The entire medical staff as well as additional employees worked on updating the hospital's tobacco policy for more than nine months, according to Columbia Basin Hospital Community Relations Coordinator Susan Scheib.
"We figured it would not be something that would happen in a day," says Columbia Basin Hospital Administrator Robert Reeder. "We're excited for this. This is a move a number of other hospitals in the state are going to also. Our vision is to be a health care provider in the community. If people want to come to us to improve their health than we really need to have this."

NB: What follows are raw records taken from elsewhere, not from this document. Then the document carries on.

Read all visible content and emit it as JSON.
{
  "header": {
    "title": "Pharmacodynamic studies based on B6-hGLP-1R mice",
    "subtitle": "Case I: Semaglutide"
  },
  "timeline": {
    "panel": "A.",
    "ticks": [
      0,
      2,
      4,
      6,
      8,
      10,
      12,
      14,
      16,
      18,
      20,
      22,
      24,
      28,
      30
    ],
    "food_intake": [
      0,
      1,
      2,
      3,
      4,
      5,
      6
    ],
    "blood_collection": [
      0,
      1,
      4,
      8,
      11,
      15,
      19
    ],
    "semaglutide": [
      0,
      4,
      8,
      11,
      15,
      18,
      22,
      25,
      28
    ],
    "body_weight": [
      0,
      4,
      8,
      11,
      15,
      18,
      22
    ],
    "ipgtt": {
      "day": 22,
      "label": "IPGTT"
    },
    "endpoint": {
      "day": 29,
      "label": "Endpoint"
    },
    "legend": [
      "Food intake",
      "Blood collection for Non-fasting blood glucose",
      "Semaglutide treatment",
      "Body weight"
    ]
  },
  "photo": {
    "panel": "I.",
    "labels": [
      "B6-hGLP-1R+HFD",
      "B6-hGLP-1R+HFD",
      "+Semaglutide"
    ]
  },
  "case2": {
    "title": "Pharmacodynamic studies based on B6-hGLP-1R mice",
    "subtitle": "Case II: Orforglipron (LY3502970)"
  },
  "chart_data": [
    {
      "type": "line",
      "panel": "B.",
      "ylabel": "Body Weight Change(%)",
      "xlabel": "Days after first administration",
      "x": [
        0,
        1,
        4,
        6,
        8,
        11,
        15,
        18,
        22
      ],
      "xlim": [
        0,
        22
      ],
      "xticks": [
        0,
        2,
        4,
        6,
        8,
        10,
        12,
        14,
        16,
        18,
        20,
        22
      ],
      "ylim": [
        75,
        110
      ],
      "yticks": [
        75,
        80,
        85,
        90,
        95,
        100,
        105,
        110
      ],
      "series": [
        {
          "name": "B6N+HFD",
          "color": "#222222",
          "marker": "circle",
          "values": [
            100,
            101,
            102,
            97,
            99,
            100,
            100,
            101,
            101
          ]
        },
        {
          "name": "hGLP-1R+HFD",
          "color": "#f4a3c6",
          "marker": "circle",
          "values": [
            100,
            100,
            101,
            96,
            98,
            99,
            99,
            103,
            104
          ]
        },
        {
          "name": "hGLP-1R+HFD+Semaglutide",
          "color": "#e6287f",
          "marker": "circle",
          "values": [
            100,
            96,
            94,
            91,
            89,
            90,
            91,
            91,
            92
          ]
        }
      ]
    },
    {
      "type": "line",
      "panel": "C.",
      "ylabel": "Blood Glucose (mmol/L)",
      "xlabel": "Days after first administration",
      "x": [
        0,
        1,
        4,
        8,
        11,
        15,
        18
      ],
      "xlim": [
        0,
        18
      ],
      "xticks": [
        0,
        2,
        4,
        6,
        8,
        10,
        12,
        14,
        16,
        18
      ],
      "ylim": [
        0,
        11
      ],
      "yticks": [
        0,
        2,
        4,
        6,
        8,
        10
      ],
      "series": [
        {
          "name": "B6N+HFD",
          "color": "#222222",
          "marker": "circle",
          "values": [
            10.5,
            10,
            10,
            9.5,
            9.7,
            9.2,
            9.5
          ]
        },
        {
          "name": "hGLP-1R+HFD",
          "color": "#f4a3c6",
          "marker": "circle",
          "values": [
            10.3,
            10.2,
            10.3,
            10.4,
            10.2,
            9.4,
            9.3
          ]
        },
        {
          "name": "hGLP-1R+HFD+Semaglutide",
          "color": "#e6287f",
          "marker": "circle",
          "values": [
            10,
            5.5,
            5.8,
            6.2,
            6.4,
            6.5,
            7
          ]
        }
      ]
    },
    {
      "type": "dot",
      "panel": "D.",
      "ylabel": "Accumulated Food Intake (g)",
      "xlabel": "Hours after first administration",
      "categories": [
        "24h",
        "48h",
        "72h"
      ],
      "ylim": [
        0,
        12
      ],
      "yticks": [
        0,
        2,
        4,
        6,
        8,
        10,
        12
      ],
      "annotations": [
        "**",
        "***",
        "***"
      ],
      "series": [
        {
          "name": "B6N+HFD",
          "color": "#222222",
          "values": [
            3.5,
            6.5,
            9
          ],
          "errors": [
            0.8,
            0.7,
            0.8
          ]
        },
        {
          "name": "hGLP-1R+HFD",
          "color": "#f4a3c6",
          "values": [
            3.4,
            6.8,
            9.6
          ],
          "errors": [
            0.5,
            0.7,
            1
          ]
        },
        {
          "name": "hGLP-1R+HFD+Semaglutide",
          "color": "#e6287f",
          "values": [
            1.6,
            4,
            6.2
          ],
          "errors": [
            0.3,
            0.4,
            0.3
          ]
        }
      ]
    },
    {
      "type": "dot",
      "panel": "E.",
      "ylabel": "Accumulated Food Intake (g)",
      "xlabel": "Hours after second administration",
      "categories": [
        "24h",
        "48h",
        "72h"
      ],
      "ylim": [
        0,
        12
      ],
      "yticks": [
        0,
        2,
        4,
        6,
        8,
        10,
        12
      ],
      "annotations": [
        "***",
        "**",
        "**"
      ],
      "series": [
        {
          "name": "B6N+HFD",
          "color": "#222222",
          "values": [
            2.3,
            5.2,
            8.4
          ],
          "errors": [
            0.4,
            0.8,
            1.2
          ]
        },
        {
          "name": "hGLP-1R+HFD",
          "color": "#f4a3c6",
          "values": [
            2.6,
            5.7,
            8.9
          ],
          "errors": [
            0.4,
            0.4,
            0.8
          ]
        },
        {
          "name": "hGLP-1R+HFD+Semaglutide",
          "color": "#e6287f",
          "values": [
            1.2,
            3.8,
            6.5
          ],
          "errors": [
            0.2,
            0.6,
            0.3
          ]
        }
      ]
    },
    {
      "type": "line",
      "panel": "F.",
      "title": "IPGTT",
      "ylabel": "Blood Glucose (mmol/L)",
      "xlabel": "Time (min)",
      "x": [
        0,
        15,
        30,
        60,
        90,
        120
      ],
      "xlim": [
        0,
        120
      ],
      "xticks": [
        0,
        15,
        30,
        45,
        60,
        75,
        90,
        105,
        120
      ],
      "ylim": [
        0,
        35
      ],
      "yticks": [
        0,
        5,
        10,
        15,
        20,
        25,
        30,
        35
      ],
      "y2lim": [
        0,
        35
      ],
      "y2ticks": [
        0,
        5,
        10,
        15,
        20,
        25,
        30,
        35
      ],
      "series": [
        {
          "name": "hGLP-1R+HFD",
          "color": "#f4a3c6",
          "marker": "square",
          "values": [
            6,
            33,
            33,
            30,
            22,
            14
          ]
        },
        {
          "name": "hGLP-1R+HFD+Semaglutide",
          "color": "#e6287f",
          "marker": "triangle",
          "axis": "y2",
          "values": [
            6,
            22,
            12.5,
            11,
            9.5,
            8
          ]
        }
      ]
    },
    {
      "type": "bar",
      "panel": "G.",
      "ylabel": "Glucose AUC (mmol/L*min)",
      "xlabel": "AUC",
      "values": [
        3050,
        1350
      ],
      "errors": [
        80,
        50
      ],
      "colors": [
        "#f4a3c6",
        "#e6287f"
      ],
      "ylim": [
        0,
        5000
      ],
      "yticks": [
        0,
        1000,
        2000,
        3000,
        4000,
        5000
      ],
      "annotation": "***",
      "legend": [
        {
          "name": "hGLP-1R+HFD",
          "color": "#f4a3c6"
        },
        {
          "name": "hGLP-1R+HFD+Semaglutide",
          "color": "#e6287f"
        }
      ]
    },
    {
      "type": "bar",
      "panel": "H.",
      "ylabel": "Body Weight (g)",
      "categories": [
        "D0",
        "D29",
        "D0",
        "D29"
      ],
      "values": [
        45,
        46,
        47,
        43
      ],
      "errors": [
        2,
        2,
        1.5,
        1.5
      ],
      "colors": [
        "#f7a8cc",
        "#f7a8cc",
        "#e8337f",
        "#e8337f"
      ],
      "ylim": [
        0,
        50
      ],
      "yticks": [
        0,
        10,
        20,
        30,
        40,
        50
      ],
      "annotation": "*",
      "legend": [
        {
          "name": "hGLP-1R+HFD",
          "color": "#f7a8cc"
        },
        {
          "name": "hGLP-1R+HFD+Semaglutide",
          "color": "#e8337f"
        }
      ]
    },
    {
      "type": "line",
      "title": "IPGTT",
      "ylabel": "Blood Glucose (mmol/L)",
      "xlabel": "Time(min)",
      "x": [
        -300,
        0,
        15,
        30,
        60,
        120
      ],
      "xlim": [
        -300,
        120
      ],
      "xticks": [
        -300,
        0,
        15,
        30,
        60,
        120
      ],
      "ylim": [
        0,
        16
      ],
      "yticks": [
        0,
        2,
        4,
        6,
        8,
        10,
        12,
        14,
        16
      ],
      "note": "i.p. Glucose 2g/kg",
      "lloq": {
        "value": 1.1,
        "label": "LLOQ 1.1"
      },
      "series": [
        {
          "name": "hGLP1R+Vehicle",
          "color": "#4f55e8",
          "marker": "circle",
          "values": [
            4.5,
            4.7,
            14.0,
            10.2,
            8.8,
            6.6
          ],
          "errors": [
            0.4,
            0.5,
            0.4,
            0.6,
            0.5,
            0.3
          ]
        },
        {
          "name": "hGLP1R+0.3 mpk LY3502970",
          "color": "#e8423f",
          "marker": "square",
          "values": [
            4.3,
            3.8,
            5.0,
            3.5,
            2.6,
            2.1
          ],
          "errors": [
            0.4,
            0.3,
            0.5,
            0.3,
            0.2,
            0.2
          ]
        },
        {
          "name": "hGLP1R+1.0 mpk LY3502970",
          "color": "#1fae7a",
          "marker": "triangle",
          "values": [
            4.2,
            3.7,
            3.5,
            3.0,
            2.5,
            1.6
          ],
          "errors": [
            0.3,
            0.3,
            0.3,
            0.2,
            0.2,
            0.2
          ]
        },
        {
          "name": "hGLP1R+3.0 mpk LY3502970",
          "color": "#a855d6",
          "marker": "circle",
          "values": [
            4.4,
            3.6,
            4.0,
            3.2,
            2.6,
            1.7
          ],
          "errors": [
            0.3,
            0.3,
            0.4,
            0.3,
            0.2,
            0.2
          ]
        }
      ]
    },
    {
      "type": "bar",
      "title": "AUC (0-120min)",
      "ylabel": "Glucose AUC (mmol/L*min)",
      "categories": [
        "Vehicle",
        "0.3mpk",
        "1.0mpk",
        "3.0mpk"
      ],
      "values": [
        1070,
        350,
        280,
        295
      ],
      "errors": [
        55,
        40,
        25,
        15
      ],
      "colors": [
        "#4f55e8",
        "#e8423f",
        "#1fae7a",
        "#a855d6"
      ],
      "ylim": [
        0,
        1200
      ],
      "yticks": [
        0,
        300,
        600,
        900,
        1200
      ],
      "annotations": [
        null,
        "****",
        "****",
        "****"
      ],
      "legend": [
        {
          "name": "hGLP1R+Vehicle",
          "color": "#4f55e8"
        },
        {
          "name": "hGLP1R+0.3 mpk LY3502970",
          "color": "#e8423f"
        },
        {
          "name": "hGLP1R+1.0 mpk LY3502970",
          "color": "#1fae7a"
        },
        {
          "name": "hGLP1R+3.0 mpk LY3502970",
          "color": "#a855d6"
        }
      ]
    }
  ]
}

To help tobacco-using employees quit, the hospital offers to pay for a "first round" of smoking cessation such as nicotine gum or patches, according to Scheib.
"We're trying to put a program in place to help people quit," said Knauss. "If they don't want to quit they'll just have to go off the property, which can be hard but it is do-able."
"We're really trying to make this a positive thing, not a negative," says Knauss. "But I am sure there's going to be some heartburn over it. We will be putting up signs, and it will be really important at the front door, places where people traditionally stop and smoke."
Some of the new procedures outlined in the yet-to-be-adopted include eliminating the sale of tobacco products and prohibiting physicians from writing orders for patients to use tobacco on hospital property.
The draft indicates that if a patient refuses to comply with the tobacco-free policy, they will be reminded of the policy and have all tobacco products removed from their possession. Patients may have their tobacco products returned to them on discharge from the hospital.
Hospital employees who violate the policy will be documented and termination of employment can occur for repeat violations.
The updated tobacco policy will be presented to the board on Monday and enacted beginning Tuesday morning.